という3本柱で解説が行われた。ちなみに,参加者は,Perl以外の言語を含めるとOOP(Object-Oriented Programming,オブジェクト指向プログラミング)は経験があり,Perlそのものの開発経験はあまりない,とのこと。(1)(2)の概論については開始10分ほどで解説を完了し,全編を通して,チームでの開発に必要な感覚,理解しやすいコードという観点から解説が展開されていた。

※2
『WEB+DB PRESS』(Vol.48)特集1「[言語別]モダンプログラミング入門」「第6章:JavaScript編 ……誰もが使う,Webプログラミングの必修言語」で寄稿いただきました。ぜひご参照ください。

写真1 id:cho45氏による「Perlによるオブジェクト指向プログラミング」

写真1 id:cho45氏による「Perlによるオブジェクト指向プログラミング」

(1)オブジェクト指向と(2)PerlにおけるOOP

まず,OOPそのものについては「手続きとデータ構造」が結び付いている,というポイントが強調された。手続きとデータ構造を一緒に扱えるのがなぜいいのかというと,スコープの分離ができるようになるから。OOPの場合はグローバル変数,ローカル変数のほか,クラスに関連付いているデータとしてクラス変数,データ構造に格納されるデータとしてのインスタンス変数と段階が4つくらいあって,それぞれの段階で共有の範囲が決まっている。スコープを使い分けられると理解しやすいコードになって,スコープを段階的に管理してできるだけ狭くできればそれだけ安全にできる。このメリットは大きい。

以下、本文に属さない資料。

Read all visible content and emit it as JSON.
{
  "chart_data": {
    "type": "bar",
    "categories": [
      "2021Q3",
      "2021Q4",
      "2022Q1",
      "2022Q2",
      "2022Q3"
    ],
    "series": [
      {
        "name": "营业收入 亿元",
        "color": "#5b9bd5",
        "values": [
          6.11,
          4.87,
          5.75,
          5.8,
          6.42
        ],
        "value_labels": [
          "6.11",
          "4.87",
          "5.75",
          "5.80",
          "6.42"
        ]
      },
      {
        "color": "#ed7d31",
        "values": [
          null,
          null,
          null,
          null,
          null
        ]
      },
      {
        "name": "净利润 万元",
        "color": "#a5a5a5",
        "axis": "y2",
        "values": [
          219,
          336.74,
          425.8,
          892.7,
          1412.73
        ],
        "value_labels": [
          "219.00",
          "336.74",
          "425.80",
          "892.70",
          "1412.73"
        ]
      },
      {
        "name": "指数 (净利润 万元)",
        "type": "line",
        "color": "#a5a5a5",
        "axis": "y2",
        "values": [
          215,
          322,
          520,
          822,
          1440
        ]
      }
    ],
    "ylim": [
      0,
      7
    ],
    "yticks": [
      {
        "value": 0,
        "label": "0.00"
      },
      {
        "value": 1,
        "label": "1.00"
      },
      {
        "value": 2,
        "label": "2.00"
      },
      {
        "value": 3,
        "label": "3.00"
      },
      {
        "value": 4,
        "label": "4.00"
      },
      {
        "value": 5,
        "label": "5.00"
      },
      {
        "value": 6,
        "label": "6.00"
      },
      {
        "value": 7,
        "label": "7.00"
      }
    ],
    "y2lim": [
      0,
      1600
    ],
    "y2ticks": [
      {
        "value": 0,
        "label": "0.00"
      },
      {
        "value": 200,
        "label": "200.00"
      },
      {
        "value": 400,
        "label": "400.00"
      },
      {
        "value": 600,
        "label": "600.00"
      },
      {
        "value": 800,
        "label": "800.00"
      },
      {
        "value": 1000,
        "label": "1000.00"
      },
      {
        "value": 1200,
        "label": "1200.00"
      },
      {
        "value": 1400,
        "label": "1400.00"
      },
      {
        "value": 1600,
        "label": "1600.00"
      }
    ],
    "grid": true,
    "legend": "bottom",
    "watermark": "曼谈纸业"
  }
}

そして,データ構造に結び付いている手続き「メソッド」「クラス」(データ構造と手続きの定義のまとまり)に結び付いていて,実装するときにはそのクラスのデータ構造を見ればよい。スコープが限定されていてそこだけ見ていればOK,つまり,実装するときにはほかをあれこれ考えなくても,そこだけ実装して動いていれば,あとは使う側の問題になる。別の言い方をするなら,ほかのクラスの振る舞いについて考えないといけないとか,なんだか簡単に書けないような個所がある場合は,まずい部分があるんじゃないかと考える。そんな,実際の開発においてOOPをどう活かしていくか,とった考え方を織り交ぜながら解説が行われていった。

また,PerlにおけるOOPとしては「パッケージ」(オブジェクト指向一般でいうところのクラス)「bless」(ブレース。データ構造とパッケージ/クラスを関連付けるしくみ)を中心に,Perlオブジェクト指向のシンプルな機構,その他細かなしくみについて言及された。途中,インターン参加者のPerlそのものの習熟度に合わせて,Perlにおけるデータ構造の種類,配列(アレイ)リファレンスとハッシュリファレンス,リストコンテキストとスカラコンテキストで困ったときは? など,細かな文法や小ネタも交えてさらに解説は進んでいった。

(3)実践! オブジェクト指向設計

続いて,オブジェクト指向設計を解説。何のためにOOPするのかというと,突き詰めるとわかりやすい実装のため。できるだけ複雑にならないよう,設計でのポイントを挙げるなら2つ。

  • APIについて考える。シンプルでわかりやすく。こんな風に使いたいというのを念頭に置いてユースケースを描いて軽くコードにする。このコードが後のテストコードにつながるように意識しておく
  • 登場人物と,登場人物が持つ責務を考える

責務はメソッド呼び出し元との約束。責任をどう委譲してあげる,責任を分散して守らせるかというところも,使う側にとってのわかりやすさになる。守れない責任は例外を投げること。そんなところを踏まえつつ,設計にかかるまでにあらかじめ責務を洗い出しておく。

いよいよ,実装編。名付けてImageExtractorなる画像URL抽出モジュールを例に,ソースコードを追いながらポイントが解説された。

  • とりまとめる。まずは入口から着手
  • 自分でよくよく考えてもデザインパターンっぽくなるのがオチなので,はじめから使えば良い
  • コードを頭から書き下すのではなく,はじめから実行イメージを動くコードにして,そこからテストを作る
  • Perlでテスト。Test::Moreのほか,Test::Exception,Test::Base,Test::Class
  • テストとリファクタリングの関係

そして,さらなるステップは作ったモジュールの問題点は何か,再び考えることから始まる,として2日めの講義の結びとされた。